(QUÉBEC) La première rencontre entre Québec et les chefs autochtones en vue de donner suite au rapport de la Commission Viens a été un « rendez-vous manqué » en raison de l’absence du premier ministre François Legault.

Tommy Chouinard Tommy Chouinard
La Presse

C’est ce qu’a déclaré le chef de l’Assemblée des Premières nations du Québec et du Labrador, Ghislain Picard, à la sortie de cette rencontre qui avait lieu jeudi à Québec.

L’absence de M. Legault a été remarquée par les leaders autochtones qui ont manifesté leur déception à la ministre déléguée aux Affaires autochtones, Sylvie D’Amours.

PHOTO JACQUES BOISSINOT, LA PRESSE CANADIENNE

La ministre déléguée aux Affaires autochtones, Sylvie D’Amours

Pour M. Picard, le gouvernement a démontré « un manque de compréhension de la définition qu’on donne à la relation de nation à nation ».

« Je vous dis ce que certains chefs ont pris la peine de réitérer à la table : un processus, s’il devait être considéré comme étant sérieux, sincère, le premier ministre aurait dû être à la table. C’est un rendez-vous manqué aujourd’hui », a-t-il affirmé.

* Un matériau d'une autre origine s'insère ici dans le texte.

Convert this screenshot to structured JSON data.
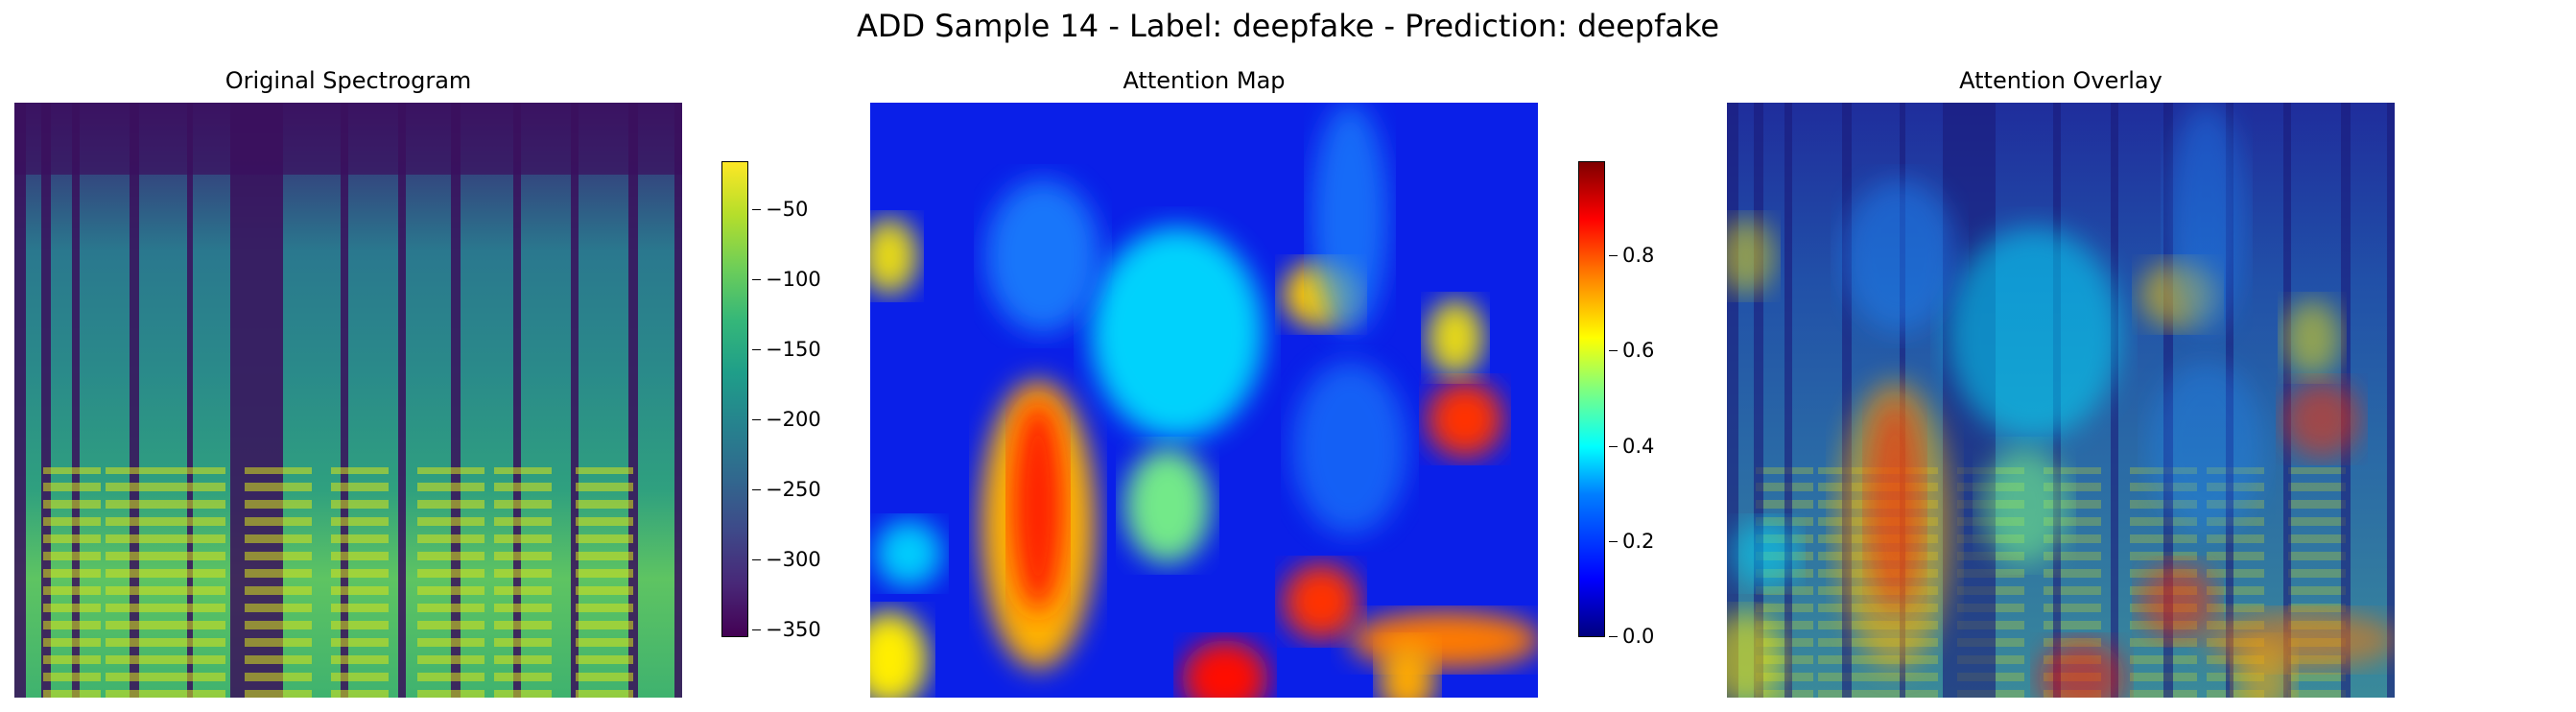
{
  "title": "ADD Sample 14 - Label: deepfake - Prediction: deepfake",
  "chart_data": [
    {
      "type": "heatmap",
      "title": "Original Spectrogram",
      "colormap": "viridis",
      "colorbar": {
        "range": [
          -355,
          -15
        ],
        "ticks": [
          "−50",
          "−100",
          "−150",
          "−200",
          "−250",
          "−300",
          "−350"
        ],
        "tick_values": [
          -50,
          -100,
          -150,
          -200,
          -250,
          -300,
          -350
        ]
      },
      "axes": "off"
    },
    {
      "type": "heatmap",
      "title": "Attention Map",
      "colormap": "jet",
      "colorbar": {
        "range": [
          0,
          1
        ],
        "ticks": [
          "0.0",
          "0.2",
          "0.4",
          "0.6",
          "0.8"
        ],
        "tick_values": [
          0.0,
          0.2,
          0.4,
          0.6,
          0.8
        ]
      },
      "axes": "off"
    },
    {
      "type": "heatmap",
      "title": "Attention Overlay",
      "colormap": "jet over viridis",
      "axes": "off"
    }
  ]
}
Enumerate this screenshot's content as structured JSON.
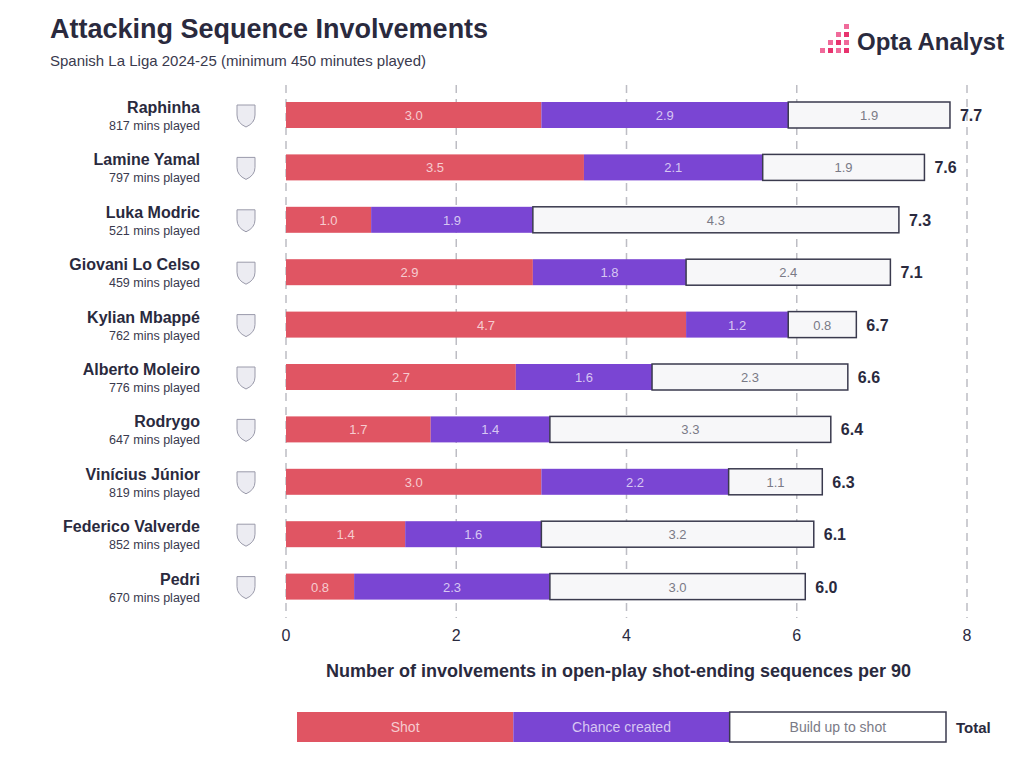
{
  "chart_data": {
    "type": "bar",
    "orientation": "horizontal",
    "stacked": true,
    "data_labels": true,
    "grid": true,
    "legend": "bottom",
    "title": "Attacking Sequence Involvements",
    "subtitle": "Spanish La Liga 2024-25 (minimum 450 minutes played)",
    "brand": "Opta Analyst",
    "xlabel": "Number of involvements in open-play shot-ending sequences per 90",
    "xlim": [
      0,
      8
    ],
    "xticks": [
      0,
      2,
      4,
      6,
      8
    ],
    "categories": [
      "Raphinha",
      "Lamine Yamal",
      "Luka Modric",
      "Giovani Lo Celso",
      "Kylian Mbappé",
      "Alberto Moleiro",
      "Rodrygo",
      "Vinícius Júnior",
      "Federico Valverde",
      "Pedri"
    ],
    "category_notes": [
      "817 mins played",
      "797 mins played",
      "521 mins played",
      "459 mins played",
      "762 mins played",
      "776 mins played",
      "647 mins played",
      "819 mins played",
      "852 mins played",
      "670 mins played"
    ],
    "series": [
      {
        "name": "Shot",
        "color": "#e05563",
        "values": [
          3.0,
          3.5,
          1.0,
          2.9,
          4.7,
          2.7,
          1.7,
          3.0,
          1.4,
          0.8
        ],
        "value_labels": [
          "3.0",
          "3.5",
          "1.0",
          "2.9",
          "4.7",
          "2.7",
          "1.7",
          "3.0",
          "1.4",
          "0.8"
        ]
      },
      {
        "name": "Chance created",
        "color": "#7a45d3",
        "values": [
          2.9,
          2.1,
          1.9,
          1.8,
          1.2,
          1.6,
          1.4,
          2.2,
          1.6,
          2.3
        ],
        "value_labels": [
          "2.9",
          "2.1",
          "1.9",
          "1.8",
          "1.2",
          "1.6",
          "1.4",
          "2.2",
          "1.6",
          "2.3"
        ]
      },
      {
        "name": "Build up to shot",
        "color": "#f7f7f9",
        "values": [
          1.9,
          1.9,
          4.3,
          2.4,
          0.8,
          2.3,
          3.3,
          1.1,
          3.2,
          3.0
        ],
        "value_labels": [
          "1.9",
          "1.9",
          "4.3",
          "2.4",
          "0.8",
          "2.3",
          "3.3",
          "1.1",
          "3.2",
          "3.0"
        ]
      }
    ],
    "total_label": "Total",
    "totals": [
      7.7,
      7.6,
      7.3,
      7.1,
      6.7,
      6.6,
      6.4,
      6.3,
      6.1,
      6.0
    ],
    "total_labels": [
      "7.7",
      "7.6",
      "7.3",
      "7.1",
      "6.7",
      "6.6",
      "6.4",
      "6.3",
      "6.1",
      "6.0"
    ]
  }
}
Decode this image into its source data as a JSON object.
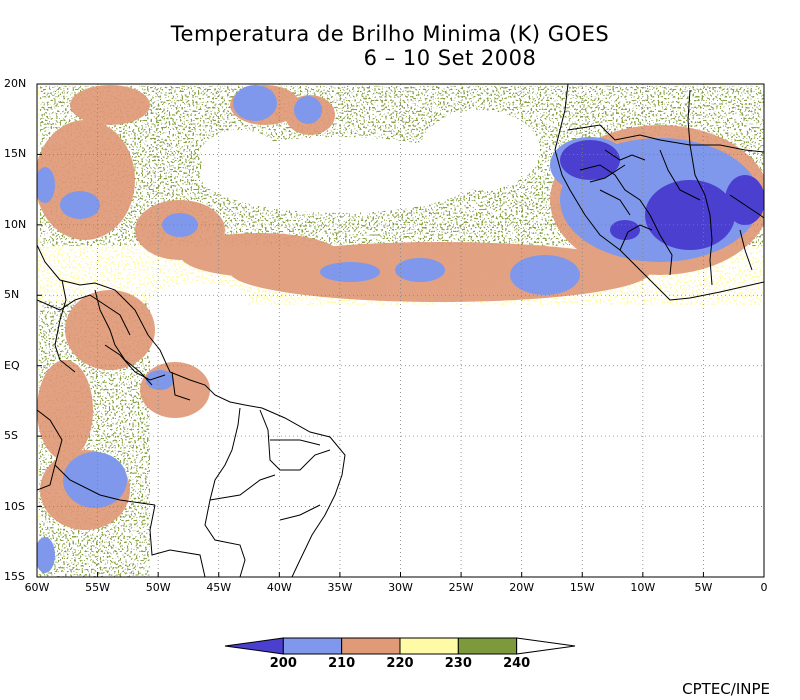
{
  "title_line1": "Temperatura de Brilho Minima (K) GOES",
  "title_line2": "6 – 10 Set 2008",
  "credit": "CPTEC/INPE",
  "map": {
    "lon_range": [
      -60,
      0
    ],
    "lat_range": [
      -15,
      20
    ],
    "lat_labels": [
      {
        "lat": 20,
        "text": "20N"
      },
      {
        "lat": 15,
        "text": "15N"
      },
      {
        "lat": 10,
        "text": "10N"
      },
      {
        "lat": 5,
        "text": "5N"
      },
      {
        "lat": 0,
        "text": "EQ"
      },
      {
        "lat": -5,
        "text": "5S"
      },
      {
        "lat": -10,
        "text": "10S"
      },
      {
        "lat": -15,
        "text": "15S"
      }
    ],
    "lon_labels": [
      {
        "lon": -60,
        "text": "60W"
      },
      {
        "lon": -55,
        "text": "55W"
      },
      {
        "lon": -50,
        "text": "50W"
      },
      {
        "lon": -45,
        "text": "45W"
      },
      {
        "lon": -40,
        "text": "40W"
      },
      {
        "lon": -35,
        "text": "35W"
      },
      {
        "lon": -30,
        "text": "30W"
      },
      {
        "lon": -25,
        "text": "25W"
      },
      {
        "lon": -20,
        "text": "20W"
      },
      {
        "lon": -15,
        "text": "15W"
      },
      {
        "lon": -10,
        "text": "10W"
      },
      {
        "lon": -5,
        "text": "5W"
      },
      {
        "lon": 0,
        "text": "0"
      }
    ],
    "grid": "dotted"
  },
  "colorbar": {
    "colors": [
      "#4a3fcf",
      "#7f98ec",
      "#e09a78",
      "#fffaa6",
      "#7c9a3b",
      "#ffffff"
    ],
    "labels": [
      "200",
      "210",
      "220",
      "230",
      "240"
    ]
  },
  "chart_data": {
    "type": "heatmap",
    "title": "Temperatura de Brilho Minima (K) GOES",
    "subtitle": "6 – 10 Set 2008",
    "xlim": [
      -60,
      0
    ],
    "ylim": [
      -15,
      20
    ],
    "levels": [
      200,
      210,
      220,
      230,
      240
    ],
    "cloud_regions": [
      {
        "lon": -12,
        "lat": 12,
        "min_tb": 205
      },
      {
        "lon": -4,
        "lat": 11,
        "min_tb": 205
      },
      {
        "lon": -25,
        "lat": 6,
        "min_tb": 215
      },
      {
        "lon": -56,
        "lat": -8,
        "min_tb": 210
      },
      {
        "lon": -42,
        "lat": 19,
        "min_tb": 210
      }
    ]
  }
}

M. Picard s’est néanmoins montré satisfait que les parties se soient donné rendez-vous pour une seconde rencontre à brève échéance, en décembre.  

Sylvie D’Amours a balayé les questions sur l’absence du premier ministre et n’a pas été en mesure de dire si celui-ci sera présent à la deuxième rencontre.  

Les autochtones « ont le privilège d’avoir un Secrétariat aux Affaires autochtones, et c’est avec ce véhicule-là qu’on va travailler », a-t-elle dit. Elle était accompagnée de collègues ministres pour cette rencontre (Andrée Laforest, Isabelle Charest et Lionel Carmant), des invités qui se sont ajoutés à la dernière minute, mercredi soir, selon M. Picard.

Le chef de l’APNQL a ajouté que les chefs autochtones ont insisté sur la nécessité de concrétiser la Déclaration des Nations unies sur les droits des peuples autochtones, comme le droit à l’autodétermination. Le gouvernement Legault comme les autres partis à l’Assemblée nationale reconnaissent « les principes » de cette Déclaration et se sont engagés à la mettre en œuvre, selon une motion adoptée récemment à l’Assemblée nationale.

Les leaders autochtones ont soulevé cet enjeu lors de la rencontre, mais il n’y apparemment pas eu d’écho de la part du gouvernement. « On nous a invité à un dialogue, mais à un certain moment, on a pensé que c’était peut-être plus un monologue où on exprimait un certain nombre de préoccupations », a soutenu M. Picard.

Sylvie D’Amours a dit avoir l’intention de « convenir de certains articles » de cette Déclaration avec les nations autochtones. « Il faut travailler à (leur) donner un sens commun », a-t-elle affirmé sans autre précision.

Ghislain Picard convient que la tâche est colossale pour répondre à la centaine de recommandations du rapport de la Commission Viens, qui a conclu que les autochtones sont victimes de discrimination systémique dans les services publics. « Tout le monde veut voir des changements rapidement, mais ça demande quand même des chantiers importants parce que ce sont des changements structuraux majeurs qui doivent prendre forme au sein du gouvernement », a-t-il souligné.